Minneapolis-based retail chain Target has signed an amicus brief this week with the Seventh Circuit Court of Appeals in support of same-sex marriage.
In a blog post on Target’s “A Bullseye View,” Jodee Kozlak, executive vice president and chief human resources officer, said, “It is our belief that everyone should be treated equally under the law, and that includes rights we believe individuals should have related to marriage.”
Kozlak said the brief, which addresses marriage laws in Wisconsin and Indiana, “evaluates the issues created by states that both prohibit same-sex marriage and also refuse to recognize marriages that were conducted legally in other states.”
“At Target, we have long offered comprehensive, competitive benefits to our LGBT team members and their families, often above what is legally required,” Kozlak continued. “We continue to do so today because we believe doing so is right for our team and for our business.”
She said that marriage laws in Wisconsin and Indiana “make it difficult to attract and retain talent,” and they “create confusing and complicated benefits challenges across multiple states.”
Last month, The Washington Post reported that the National Health Interview Survey by the Centers for Disease Control and Prevention found that only 1.6 percent of respondents self-identified as gay or lesbian, and even less, 0.7 percent, self-identified as bisexual.
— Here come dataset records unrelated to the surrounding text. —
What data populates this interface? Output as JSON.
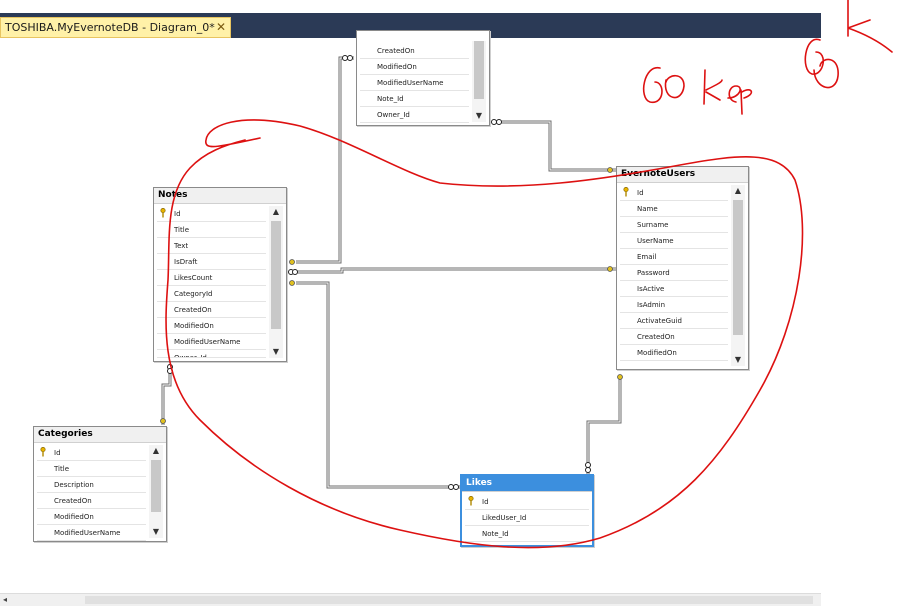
{
  "tab": {
    "title": "TOSHIBA.MyEvernoteDB - Diagram_0*",
    "close": "✕"
  },
  "tables": {
    "top": {
      "rows": [
        "CreatedOn",
        "ModifiedOn",
        "ModifiedUserName",
        "Note_Id",
        "Owner_Id"
      ]
    },
    "notes": {
      "title": "Notes",
      "rows": [
        "Id",
        "Title",
        "Text",
        "IsDraft",
        "LikesCount",
        "CategoryId",
        "CreatedOn",
        "ModifiedOn",
        "ModifiedUserName",
        "Owner_Id"
      ]
    },
    "evernote_users": {
      "title": "EvernoteUsers",
      "rows": [
        "Id",
        "Name",
        "Surname",
        "UserName",
        "Email",
        "Password",
        "IsActive",
        "IsAdmin",
        "ActivateGuid",
        "CreatedOn",
        "ModifiedOn"
      ]
    },
    "categories": {
      "title": "Categories",
      "rows": [
        "Id",
        "Title",
        "Description",
        "CreatedOn",
        "ModifiedOn",
        "ModifiedUserName"
      ]
    },
    "likes": {
      "title": "Likes",
      "rows": [
        "Id",
        "LikedUser_Id",
        "Note_Id"
      ]
    }
  },
  "scroll_arrows": {
    "up": "▲",
    "down": "▼",
    "left": "◂"
  },
  "colors": {
    "tab_bar": "#2b3a56",
    "tab_active": "#fff1a8",
    "selection": "#3c8fde",
    "annotation": "#dd1111"
  }
}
The outcome of this definitive study strongly suggests that the gay population in the United States is far less than perceived.
The faltering retail chain also announced last week that it has hired PepsiCo Inc. executive Brian Cornell as its new chief executive officer.
According to Bloomberg Businessweek, former Target CEO Gregg Steinhafel was ousted in May following a massive data breach during last year’s holiday season and a botched Canadian expansion. In addition to the vast hacker attack that captured–among other information–phone numbers, 40 million credit and debit card numbers, and 70 million addresses, the chain’s shares slipped three percent this year.
Recovery efforts have led to $26 million in expenses during the first quarter, with $8 million of those costs covered by insurance. Target’s debt rating was cut by Standard & Poor’s in March.